Вот наутро князья и королевичи в царские палаты наехали и, видя печаль, думу царскую, спросили его: что случилося? «Грех надо мною! — сказал им царь. — Вихрем унесло мою дочь дорогую, Василису косу золотую, и не знаю — куда!» Рассказал все, как было. Пошел говор меж приезжими, и князья и королевичи подумали, перемолвились, не от них ли царь отрекается, выдать дочь не решается? Бросились в терем царевны — не нашли ее. Царь их одарил, каждого из казны наделил; они на коней, он их с честию проводил; светлые гости откланялись, по своим землям разъехались. Два царевича молодые, братья удалые Василисы золотой косы, видя слезы отца-матери, стали просить родителей: «Отпусти ты нас, государь-отец, благослови, государыня-матушка, вашу дочь, а нашу отыскивать!» — «Сыновья мои милые, дети родимые, — сказал царь невесело, — куда же вы поедете?» — «Поедем мы, батюшка, везде — куда путь лежит, куда птица летит, куда глаза глядят; авось мы и сыщем ее!» Царь их благословил, царица снарядила; поплакали, расстались. Едут два царевича; близко ли путь, далеко ли, долго ль в езде, коротко ли — оба не знают. Едут год они, едут два, проехали три царства, и синеют-виднеются горы высокие, между гор степи песчаные: то земля змея лютого. И спрашивают царевичи встречных: не слыхали ли, не видали ли, где царевна Василиса Золотая Коса? И от встречных в ответ им: «Мы ее не знали; где она — не слыхали». Дав ответ, идут в сторону.
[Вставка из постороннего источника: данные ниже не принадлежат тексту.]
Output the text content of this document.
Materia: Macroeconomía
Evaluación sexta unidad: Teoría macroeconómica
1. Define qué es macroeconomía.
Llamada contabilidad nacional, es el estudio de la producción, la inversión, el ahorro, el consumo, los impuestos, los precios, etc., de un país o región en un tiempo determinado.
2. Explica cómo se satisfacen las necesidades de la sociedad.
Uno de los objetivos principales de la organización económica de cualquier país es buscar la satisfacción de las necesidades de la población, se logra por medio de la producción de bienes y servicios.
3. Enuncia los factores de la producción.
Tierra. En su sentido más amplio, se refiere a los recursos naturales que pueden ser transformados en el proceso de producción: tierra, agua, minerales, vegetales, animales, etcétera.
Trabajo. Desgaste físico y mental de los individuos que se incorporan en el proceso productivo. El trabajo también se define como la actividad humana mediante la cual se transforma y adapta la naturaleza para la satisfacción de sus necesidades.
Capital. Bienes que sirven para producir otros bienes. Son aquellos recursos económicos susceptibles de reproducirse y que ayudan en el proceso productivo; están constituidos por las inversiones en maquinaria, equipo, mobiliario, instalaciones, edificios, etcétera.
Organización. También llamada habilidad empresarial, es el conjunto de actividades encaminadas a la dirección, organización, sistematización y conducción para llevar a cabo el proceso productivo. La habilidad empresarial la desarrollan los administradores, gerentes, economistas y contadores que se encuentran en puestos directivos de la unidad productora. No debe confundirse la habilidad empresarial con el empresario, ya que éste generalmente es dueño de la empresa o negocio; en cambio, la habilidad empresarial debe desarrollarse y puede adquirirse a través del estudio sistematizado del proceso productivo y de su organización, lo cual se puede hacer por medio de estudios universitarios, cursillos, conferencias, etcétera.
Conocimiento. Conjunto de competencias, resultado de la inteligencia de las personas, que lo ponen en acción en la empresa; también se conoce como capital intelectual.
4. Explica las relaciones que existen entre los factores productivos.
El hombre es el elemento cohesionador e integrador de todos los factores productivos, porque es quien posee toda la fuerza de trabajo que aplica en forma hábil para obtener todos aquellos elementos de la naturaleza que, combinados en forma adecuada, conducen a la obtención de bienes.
Подъезжают царевичи к великому городу; стоит на дороге предряхлый старик — и кривой и хромой, и с клюкой и с сумой, просит милостыни. Приостановились царевичи, бросили ему деньгу серебряную и спросили его: не видал ли он где, не слыхал ли чего о царевне Василисе Золотой Косе - Непокрытой Красе? «Эх, дружки, — отвечал старик, — знать, что вы из чужой земли. Наш правитель лютый змей запретил крепко-накрепко толковать с чужеземцами; нам под страхом заказано говорить, пересказывать, как пронес мимо города вихрь царевну прекрасную». Тут догадались царевичи, что близко сестра их родимая; рьяных коней понукают, к дворцу подъезжают. А дворец тот золотой и стоит на одном столбе на серебряном, а навес над дворцом самоцветных каменьев, лестницы перламутровые, как крылья в обе стороны расходятся-сходятся.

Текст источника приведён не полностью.